Fighting off extinction
The fight to save Dudleya, Elvin says, is similar to the way California condors were brought back from the edge of extinction starting in 1982. That year, the remaining wild population of 23 condors was put into a captive breeding program, according to the U.S. Fish and Wildlife Service, and then released into the wild starting in 1992. Although the California condor is still endangered, there are now hundreds living in the wild or in captivity.
“We’re not quite at the point of putting Verity’s Dudleya back into the wild,” Elvin says. But it’s a possibility in the future.

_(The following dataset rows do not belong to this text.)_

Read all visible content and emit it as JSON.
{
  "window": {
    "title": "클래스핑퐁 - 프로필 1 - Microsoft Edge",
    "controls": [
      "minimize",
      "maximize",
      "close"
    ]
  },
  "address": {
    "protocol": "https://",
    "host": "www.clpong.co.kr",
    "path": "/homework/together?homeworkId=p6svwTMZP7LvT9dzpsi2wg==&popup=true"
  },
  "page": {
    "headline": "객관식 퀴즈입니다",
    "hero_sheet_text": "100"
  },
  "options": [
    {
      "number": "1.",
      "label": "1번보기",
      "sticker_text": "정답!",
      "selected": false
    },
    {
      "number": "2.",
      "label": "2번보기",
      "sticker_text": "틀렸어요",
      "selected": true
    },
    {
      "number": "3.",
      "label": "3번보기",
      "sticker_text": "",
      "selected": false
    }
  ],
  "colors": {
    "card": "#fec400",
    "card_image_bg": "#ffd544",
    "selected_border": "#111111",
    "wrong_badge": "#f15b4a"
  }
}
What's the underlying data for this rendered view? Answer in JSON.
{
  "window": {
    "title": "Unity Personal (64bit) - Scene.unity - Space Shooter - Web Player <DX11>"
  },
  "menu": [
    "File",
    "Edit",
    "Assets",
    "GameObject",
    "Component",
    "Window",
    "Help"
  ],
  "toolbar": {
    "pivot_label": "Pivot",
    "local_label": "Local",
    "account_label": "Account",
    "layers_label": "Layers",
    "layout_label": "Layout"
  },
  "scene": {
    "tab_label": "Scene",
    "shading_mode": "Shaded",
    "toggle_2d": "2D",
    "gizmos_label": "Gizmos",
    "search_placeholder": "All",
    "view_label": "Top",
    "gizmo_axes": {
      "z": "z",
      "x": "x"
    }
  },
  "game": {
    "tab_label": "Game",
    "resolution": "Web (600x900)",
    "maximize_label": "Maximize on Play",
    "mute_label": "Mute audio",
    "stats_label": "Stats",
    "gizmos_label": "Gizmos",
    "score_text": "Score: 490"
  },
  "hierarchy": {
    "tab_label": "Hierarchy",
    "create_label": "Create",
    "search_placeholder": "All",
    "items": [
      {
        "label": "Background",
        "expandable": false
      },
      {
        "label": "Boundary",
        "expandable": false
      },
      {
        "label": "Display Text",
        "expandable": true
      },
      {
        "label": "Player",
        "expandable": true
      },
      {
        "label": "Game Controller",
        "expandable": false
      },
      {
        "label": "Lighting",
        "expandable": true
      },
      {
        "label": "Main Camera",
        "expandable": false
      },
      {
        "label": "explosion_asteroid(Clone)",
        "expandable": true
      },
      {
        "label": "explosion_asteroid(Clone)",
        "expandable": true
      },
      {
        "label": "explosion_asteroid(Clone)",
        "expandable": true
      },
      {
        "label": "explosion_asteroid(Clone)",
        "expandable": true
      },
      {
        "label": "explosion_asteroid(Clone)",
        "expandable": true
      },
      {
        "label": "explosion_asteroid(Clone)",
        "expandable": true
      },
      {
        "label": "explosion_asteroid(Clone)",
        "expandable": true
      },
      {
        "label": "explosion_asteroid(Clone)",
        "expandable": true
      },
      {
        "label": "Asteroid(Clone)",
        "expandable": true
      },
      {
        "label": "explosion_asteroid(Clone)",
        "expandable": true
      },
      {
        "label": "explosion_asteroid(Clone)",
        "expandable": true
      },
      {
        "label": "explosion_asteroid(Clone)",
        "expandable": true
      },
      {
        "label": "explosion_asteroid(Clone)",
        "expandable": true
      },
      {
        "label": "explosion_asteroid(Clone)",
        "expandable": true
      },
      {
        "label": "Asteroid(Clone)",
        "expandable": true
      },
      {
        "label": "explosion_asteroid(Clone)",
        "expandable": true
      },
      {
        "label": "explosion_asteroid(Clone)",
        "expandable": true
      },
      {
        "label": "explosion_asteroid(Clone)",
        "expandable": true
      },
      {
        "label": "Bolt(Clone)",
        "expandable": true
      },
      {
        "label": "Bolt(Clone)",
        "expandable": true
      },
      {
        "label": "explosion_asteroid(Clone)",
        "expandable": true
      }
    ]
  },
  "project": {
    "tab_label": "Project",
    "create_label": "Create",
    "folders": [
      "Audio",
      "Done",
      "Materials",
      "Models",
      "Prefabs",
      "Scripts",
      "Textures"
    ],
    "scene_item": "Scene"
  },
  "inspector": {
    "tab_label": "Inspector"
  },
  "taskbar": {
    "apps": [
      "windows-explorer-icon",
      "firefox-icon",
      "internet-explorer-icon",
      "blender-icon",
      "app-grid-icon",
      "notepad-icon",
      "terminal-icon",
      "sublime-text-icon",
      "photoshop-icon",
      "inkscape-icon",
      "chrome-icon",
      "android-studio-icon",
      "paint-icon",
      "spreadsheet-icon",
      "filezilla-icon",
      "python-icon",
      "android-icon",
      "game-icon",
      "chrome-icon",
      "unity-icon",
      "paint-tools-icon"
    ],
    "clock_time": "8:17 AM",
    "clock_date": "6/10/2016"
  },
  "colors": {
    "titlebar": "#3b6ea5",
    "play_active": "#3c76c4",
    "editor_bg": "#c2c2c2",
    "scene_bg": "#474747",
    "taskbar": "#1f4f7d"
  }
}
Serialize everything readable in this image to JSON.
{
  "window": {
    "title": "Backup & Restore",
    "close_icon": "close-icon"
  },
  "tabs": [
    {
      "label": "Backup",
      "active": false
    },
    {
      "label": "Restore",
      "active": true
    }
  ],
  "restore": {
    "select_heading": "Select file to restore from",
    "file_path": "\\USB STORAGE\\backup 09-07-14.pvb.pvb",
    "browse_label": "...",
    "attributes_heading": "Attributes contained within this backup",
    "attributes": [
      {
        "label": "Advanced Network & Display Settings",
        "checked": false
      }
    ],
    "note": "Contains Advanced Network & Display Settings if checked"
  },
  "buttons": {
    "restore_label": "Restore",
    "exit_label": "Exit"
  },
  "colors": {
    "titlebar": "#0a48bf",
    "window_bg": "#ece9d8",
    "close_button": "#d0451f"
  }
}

For now, McCabe and UC Santa Cruz are at the forefront of efforts to save the enigmatic Dudleya from extinction with its program of seed banking and cultivation.
“It’s important for the world to see there is value in what is going on at the university, and specifically at the Arboretum,” McCabe says. “This is real-world conservation, where there can be a positive ending to the story” about another group of plants on Earth facing extinction.